Le livre : Viva de Patrick Deville, éditions du Seuil, 224 pages, 2014, ISBN 9782021135961.

L’histoire : Dans les années 1930 au Mexique, un peu aux Etats-Unis et en Europe. En 1937, Léon Trotsky débarque pour l’ultime étape de son exil et est d’abord hébergé par l’éditeur Malcolm Lowry, concentré sur la rédaction de son chef-d’oeuvre Au-dessous du volcan, avant d’investir la maison bleue de Frida Kahlo. A Mexico, Tampico ou Cuernavaca se croisent aussi Diego Rivera, Tina Modotti, B. Traven, André Breton, Antonin Artaud et beaucoup d’autres. Se sachant menacé, Trosky écrit, revient sur sa longue fuite, préparant une riposte aux procès de Moscou, attendant les malles contenant ses papiers et écrits…
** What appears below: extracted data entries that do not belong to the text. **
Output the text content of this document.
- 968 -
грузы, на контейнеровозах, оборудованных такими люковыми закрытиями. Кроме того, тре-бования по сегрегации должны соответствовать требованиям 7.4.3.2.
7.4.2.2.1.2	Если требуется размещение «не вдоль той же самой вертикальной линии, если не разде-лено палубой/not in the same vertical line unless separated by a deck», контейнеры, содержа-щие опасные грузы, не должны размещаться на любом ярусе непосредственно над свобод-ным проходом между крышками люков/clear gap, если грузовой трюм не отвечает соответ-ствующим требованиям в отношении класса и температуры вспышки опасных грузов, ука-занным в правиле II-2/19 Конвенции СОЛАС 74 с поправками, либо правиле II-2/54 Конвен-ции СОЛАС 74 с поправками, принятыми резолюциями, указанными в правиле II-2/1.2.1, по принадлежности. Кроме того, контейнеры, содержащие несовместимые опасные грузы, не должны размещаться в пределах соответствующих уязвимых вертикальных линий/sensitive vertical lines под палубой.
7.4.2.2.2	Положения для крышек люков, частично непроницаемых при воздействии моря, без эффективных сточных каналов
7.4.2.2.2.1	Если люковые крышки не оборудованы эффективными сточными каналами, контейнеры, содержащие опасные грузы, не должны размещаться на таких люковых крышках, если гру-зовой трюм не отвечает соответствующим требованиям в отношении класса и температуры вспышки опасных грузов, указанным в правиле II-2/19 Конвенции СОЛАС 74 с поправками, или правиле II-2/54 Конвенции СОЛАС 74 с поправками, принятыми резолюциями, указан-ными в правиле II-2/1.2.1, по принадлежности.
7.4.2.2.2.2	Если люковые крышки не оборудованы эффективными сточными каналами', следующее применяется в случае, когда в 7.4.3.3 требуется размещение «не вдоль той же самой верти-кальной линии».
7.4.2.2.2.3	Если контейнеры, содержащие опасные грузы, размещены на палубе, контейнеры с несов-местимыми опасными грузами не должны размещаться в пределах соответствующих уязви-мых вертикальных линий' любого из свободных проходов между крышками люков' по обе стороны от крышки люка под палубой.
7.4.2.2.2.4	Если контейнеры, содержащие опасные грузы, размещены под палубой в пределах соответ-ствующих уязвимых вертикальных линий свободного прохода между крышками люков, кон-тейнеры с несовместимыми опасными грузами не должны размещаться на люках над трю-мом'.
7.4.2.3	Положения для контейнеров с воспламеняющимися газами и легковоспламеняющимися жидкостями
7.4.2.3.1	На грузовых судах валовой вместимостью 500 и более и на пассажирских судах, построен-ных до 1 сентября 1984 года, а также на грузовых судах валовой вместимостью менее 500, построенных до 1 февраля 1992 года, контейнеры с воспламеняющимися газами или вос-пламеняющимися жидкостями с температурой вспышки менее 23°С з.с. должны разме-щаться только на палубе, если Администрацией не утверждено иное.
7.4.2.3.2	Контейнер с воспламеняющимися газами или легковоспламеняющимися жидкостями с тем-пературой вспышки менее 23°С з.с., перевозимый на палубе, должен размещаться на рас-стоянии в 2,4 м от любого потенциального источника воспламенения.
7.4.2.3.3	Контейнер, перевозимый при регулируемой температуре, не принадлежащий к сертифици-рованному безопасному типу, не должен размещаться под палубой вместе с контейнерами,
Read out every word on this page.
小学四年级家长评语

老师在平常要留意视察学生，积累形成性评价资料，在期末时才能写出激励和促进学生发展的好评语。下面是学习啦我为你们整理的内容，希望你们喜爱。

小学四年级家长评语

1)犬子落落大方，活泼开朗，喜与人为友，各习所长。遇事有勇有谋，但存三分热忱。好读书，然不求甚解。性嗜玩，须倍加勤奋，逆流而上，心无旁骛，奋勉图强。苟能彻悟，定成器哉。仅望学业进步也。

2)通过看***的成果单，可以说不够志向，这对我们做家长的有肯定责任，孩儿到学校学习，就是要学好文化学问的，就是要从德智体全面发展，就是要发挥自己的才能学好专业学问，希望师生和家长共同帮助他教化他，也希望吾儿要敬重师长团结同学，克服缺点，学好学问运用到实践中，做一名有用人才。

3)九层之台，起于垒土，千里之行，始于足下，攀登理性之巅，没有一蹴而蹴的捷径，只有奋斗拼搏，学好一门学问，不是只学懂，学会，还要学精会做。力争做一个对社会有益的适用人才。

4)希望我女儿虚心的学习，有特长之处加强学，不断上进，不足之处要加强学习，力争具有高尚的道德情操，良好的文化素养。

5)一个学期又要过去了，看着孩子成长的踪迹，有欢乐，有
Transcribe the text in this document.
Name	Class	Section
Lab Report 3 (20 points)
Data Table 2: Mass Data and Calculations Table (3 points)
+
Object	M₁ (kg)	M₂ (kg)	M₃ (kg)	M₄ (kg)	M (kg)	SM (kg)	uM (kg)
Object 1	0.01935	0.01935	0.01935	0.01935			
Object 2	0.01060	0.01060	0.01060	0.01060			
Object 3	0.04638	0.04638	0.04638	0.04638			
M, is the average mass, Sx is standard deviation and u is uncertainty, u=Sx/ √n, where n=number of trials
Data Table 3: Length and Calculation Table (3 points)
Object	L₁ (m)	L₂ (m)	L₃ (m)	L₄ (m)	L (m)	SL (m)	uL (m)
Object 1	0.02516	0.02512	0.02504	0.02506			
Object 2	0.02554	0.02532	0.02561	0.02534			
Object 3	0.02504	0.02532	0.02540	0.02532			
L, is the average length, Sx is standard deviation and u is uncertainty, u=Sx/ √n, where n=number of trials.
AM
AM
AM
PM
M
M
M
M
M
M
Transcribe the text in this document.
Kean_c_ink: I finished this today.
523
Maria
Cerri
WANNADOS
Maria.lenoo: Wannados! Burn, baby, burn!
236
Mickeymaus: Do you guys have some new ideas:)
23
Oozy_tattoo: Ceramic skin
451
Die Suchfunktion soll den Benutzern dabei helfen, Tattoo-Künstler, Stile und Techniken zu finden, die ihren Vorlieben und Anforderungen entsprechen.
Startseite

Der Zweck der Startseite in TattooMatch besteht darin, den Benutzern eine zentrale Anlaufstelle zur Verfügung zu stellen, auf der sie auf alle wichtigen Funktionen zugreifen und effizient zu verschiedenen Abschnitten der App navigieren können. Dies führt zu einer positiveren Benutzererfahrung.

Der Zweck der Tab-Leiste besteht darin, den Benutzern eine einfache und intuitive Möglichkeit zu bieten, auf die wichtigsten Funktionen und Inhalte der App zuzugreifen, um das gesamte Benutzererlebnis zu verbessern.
Mon avis : le livre est probablement très documenté et assez fidèle à la réalité, mais la narration non linéaire, avec de constants changements de lieux et de temps, rend le livre on ne peu plus confus. Même si je connais un peu cette histoire, c’est sans aucun doute beaucoup trop peu pour réussir à suivre ce récit. S’il avait été plus chronologique, ou au moins avec des repères qui permettent de savoir si l’on est en 1920, en 1937 ou plus tard, le livre aurait gagné en clarté!!! Bref, probablement très intéressant, mais je m’y suis sentie complètement perdue!